Afghanistan, dai colloqui al voto in un Paese senza pace
Chiarito che il colpo di scena e di spugna sui ‘colloqui di pace’ afghani è opera del presidente Trump, vengono fuori le tensioni che dividono il partito repubblicano statunitense.
C’è chi, come il Consigliere per la sicurezza della Casa Bianca Bolton, non voleva e non vuole il ritiro dei militari dalla “lunga guerra” perché lo spettro dell’11 settembre, di cui ricorre domani il diciottesimo anniversario, è sempre dietro l’angolo. E chi (il Segretario di Stato Pompeo) pensava e pensa che un accordo sia una soluzione utile non solo come medaglia da esporre nella teca delle stipule storiche firmate a Camp David. Eppure la vanità dell’attuale presidente Usa, che avrebbe sfidato quella dei meno permalosi Carter e Clinton s’è fermata, bloccando un percorso lungo un anno e più. La tela tessuta da Khakilzad, il diplomatico afghano che preserva gli interessi americani, resta incompiuta. In verità il tragitto potrebbe ripartire. I talebani ne sono allettati, sebbene abbiano voluto forzare la mano con attentati e morte che nel loro codice incentiva l’autostima e dice ai locali signori della guerra vecchi e nuovi, quelli idealmente vicini (Hekmatyar) e quelli buoni per tutte le stagioni (l’attuale vicepresidente Dostum): senza di noi non andrete lontano. Lo sanno tutti, ma tutto sembra perpetuarsi.

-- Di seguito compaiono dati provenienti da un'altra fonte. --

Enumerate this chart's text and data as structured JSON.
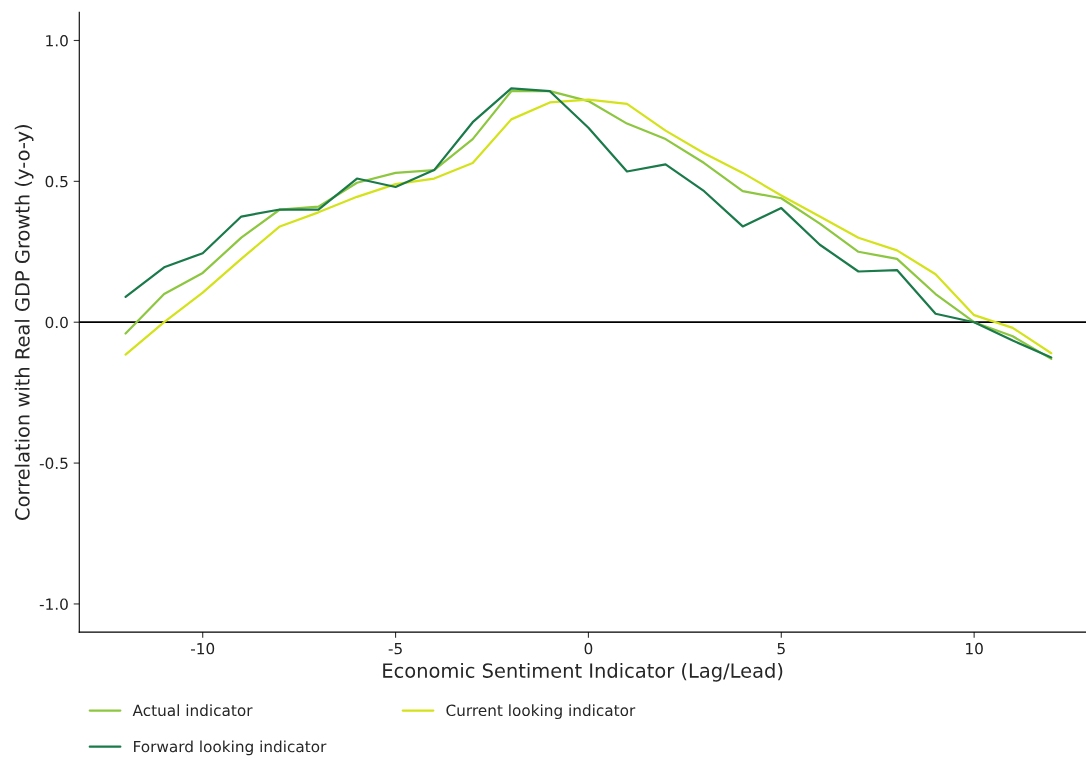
{
  "chart_data": {
    "type": "line",
    "xlabel": "Economic Sentiment Indicator (Lag/Lead)",
    "ylabel": "Correlation with Real GDP Growth (y-o-y)",
    "x": [
      -12,
      -11,
      -10,
      -9,
      -8,
      -7,
      -6,
      -5,
      -4,
      -3,
      -2,
      -1,
      0,
      1,
      2,
      3,
      4,
      5,
      6,
      7,
      8,
      9,
      10,
      11,
      12
    ],
    "series": [
      {
        "name": "Actual indicator",
        "color": "#8dc63f",
        "values": [
          -0.04,
          0.1,
          0.175,
          0.3,
          0.4,
          0.41,
          0.495,
          0.53,
          0.54,
          0.65,
          0.82,
          0.82,
          0.785,
          0.705,
          0.65,
          0.565,
          0.465,
          0.44,
          0.35,
          0.25,
          0.225,
          0.1,
          0.0,
          -0.05,
          -0.13
        ]
      },
      {
        "name": "Current looking indicator",
        "color": "#d4e21a",
        "values": [
          -0.115,
          0.0,
          0.105,
          0.225,
          0.34,
          0.39,
          0.445,
          0.49,
          0.51,
          0.565,
          0.72,
          0.78,
          0.79,
          0.775,
          0.68,
          0.6,
          0.53,
          0.45,
          0.375,
          0.3,
          0.255,
          0.17,
          0.025,
          -0.02,
          -0.11
        ]
      },
      {
        "name": "Forward looking indicator",
        "color": "#1a7a4a",
        "values": [
          0.09,
          0.195,
          0.245,
          0.375,
          0.4,
          0.4,
          0.51,
          0.48,
          0.54,
          0.71,
          0.83,
          0.82,
          0.69,
          0.535,
          0.56,
          0.465,
          0.34,
          0.405,
          0.275,
          0.18,
          0.185,
          0.03,
          0.0,
          -0.065,
          -0.125
        ]
      }
    ],
    "xlim": [
      -13.2,
      12.9
    ],
    "ylim": [
      -1.1,
      1.1
    ],
    "xticks": [
      -10,
      -5,
      0,
      5,
      10
    ],
    "yticks": [
      {
        "value": -1.0,
        "label": "-1.0"
      },
      {
        "value": -0.5,
        "label": "-0.5"
      },
      {
        "value": 0.0,
        "label": "0.0"
      },
      {
        "value": 0.5,
        "label": "0.5"
      },
      {
        "value": 1.0,
        "label": "1.0"
      }
    ],
    "ref_lines": [
      {
        "axis": "y",
        "value": 0,
        "color": "#000000"
      }
    ],
    "grid": false,
    "legend": "bottom",
    "marker": "none",
    "line_style": "solid"
  }
}
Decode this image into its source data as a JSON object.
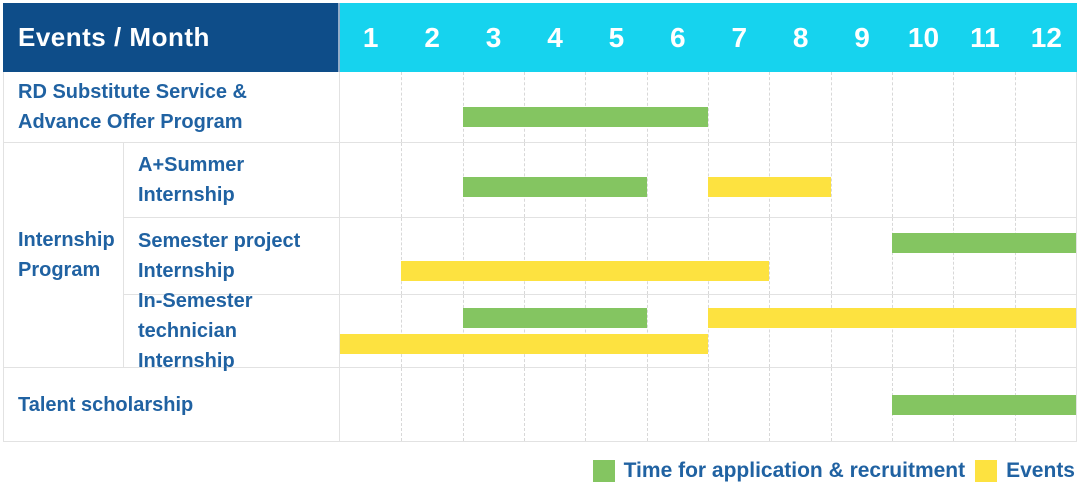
{
  "header": {
    "corner_label": "Events / Month"
  },
  "colors": {
    "header_bg": "#0e4d89",
    "months_bg": "#16d3ee",
    "green": "#84c561",
    "yellow": "#fde240",
    "label_blue": "#2062a2",
    "grid": "#e2e2e2"
  },
  "chart_data": {
    "type": "gantt",
    "title": "Events / Month",
    "months": [
      "1",
      "2",
      "3",
      "4",
      "5",
      "6",
      "7",
      "8",
      "9",
      "10",
      "11",
      "12"
    ],
    "x_range": [
      1,
      12
    ],
    "grid": "dashed-vertical",
    "legend_position": "bottom-right",
    "legend": [
      {
        "color_key": "green",
        "label": "Time for application & recruitment"
      },
      {
        "color_key": "yellow",
        "label": "Events"
      }
    ],
    "group_label_lines": [
      "Internship",
      "Program"
    ],
    "rows": [
      {
        "group": null,
        "label": "RD Substitute Service & Advance Offer Program",
        "label_lines": [
          "RD Substitute Service &",
          "Advance Offer Program"
        ],
        "bars": [
          {
            "color_key": "green",
            "start_month": 3,
            "end_month": 6,
            "lane": "mid"
          }
        ]
      },
      {
        "group": "Internship Program",
        "label": "A+Summer Internship",
        "label_lines": [
          "A+Summer",
          "Internship"
        ],
        "bars": [
          {
            "color_key": "green",
            "start_month": 3,
            "end_month": 5,
            "lane": "mid"
          },
          {
            "color_key": "yellow",
            "start_month": 7,
            "end_month": 8,
            "lane": "mid"
          }
        ]
      },
      {
        "group": "Internship Program",
        "label": "Semester project Internship",
        "label_lines": [
          "Semester project",
          "Internship"
        ],
        "bars": [
          {
            "color_key": "green",
            "start_month": 10,
            "end_month": 12,
            "lane": "top"
          },
          {
            "color_key": "yellow",
            "start_month": 2,
            "end_month": 7,
            "lane": "bottom"
          }
        ]
      },
      {
        "group": "Internship Program",
        "label": "In-Semester technician Internship",
        "label_lines": [
          "In-Semester",
          "technician Internship"
        ],
        "bars": [
          {
            "color_key": "green",
            "start_month": 3,
            "end_month": 5,
            "lane": "top"
          },
          {
            "color_key": "yellow",
            "start_month": 7,
            "end_month": 12,
            "lane": "top"
          },
          {
            "color_key": "yellow",
            "start_month": 1,
            "end_month": 6,
            "lane": "bottom"
          }
        ]
      },
      {
        "group": null,
        "label": "Talent scholarship",
        "label_lines": [
          "Talent scholarship"
        ],
        "bars": [
          {
            "color_key": "green",
            "start_month": 10,
            "end_month": 12,
            "lane": "mid"
          }
        ]
      }
    ]
  }
}
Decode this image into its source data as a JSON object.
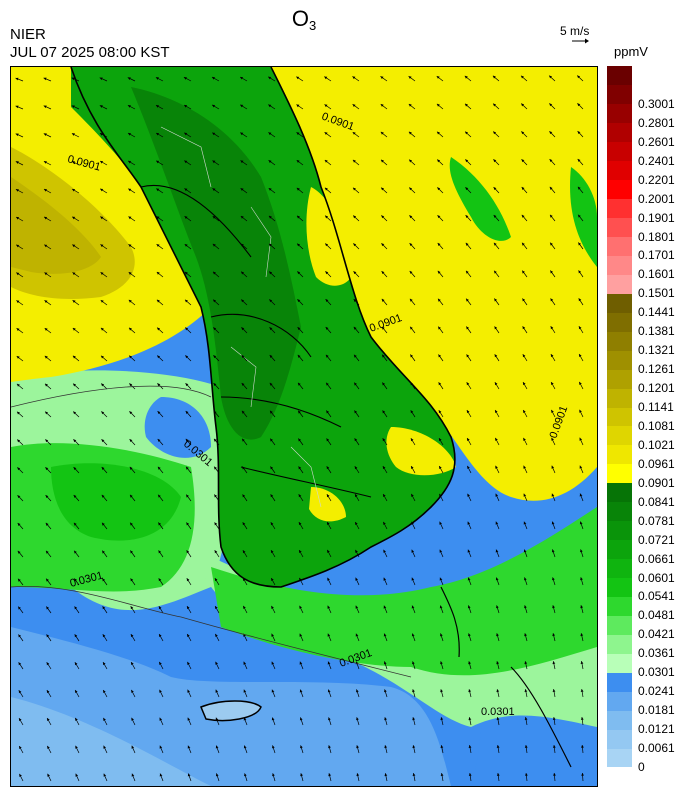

Costui, esponente dell’attuale diarchìa che condivide con Ghani, è un vecchio arnese della politica bifronte praticata dagli uomini del modulo democratico: la veste occidentale s’intreccia al tribalismo dei clan, i legami etnici e confessionali supportano quel parastato dei gruppi paramilitari dei warlords che controllano le province, rappresentando un contraltare alla matrice talebana con qualche principio fondamentalista più attenuato, ma con la medesima violenza. Tutto ciò non è un’opinione, è scritto in quanto di scarsamente popolare s’è fatto nel Paese dal 2003, dopo che il governo talebano era stato sostituito da figure garantiste per una sedicente democrazia. Una linea suggerita da Washington e dagli alleati occidentali che si comportavano, né più né meno, come i padri dell’imperialismo moderno che inventava il Medio Oriente con le spartizioni degli accordi Sykes-Picot-Sazonov. In certa storia che si ripete c’è anche del nuovo, ovviamente tecnologia e attuale economia stabiliscono sistemi di sfruttamento e controllo più sofisticati. Però nel caso della nazione cuore dell’Asia, verso cui si sono alimentati interessi e intrighi che hanno dato vita a un filone geopolitico definito “Grande gioco”, taluni meccanismi non tramontano. E la crudeltà nei confronti di cittadini, cui s’impedisce l’emancipazione, resta immutata.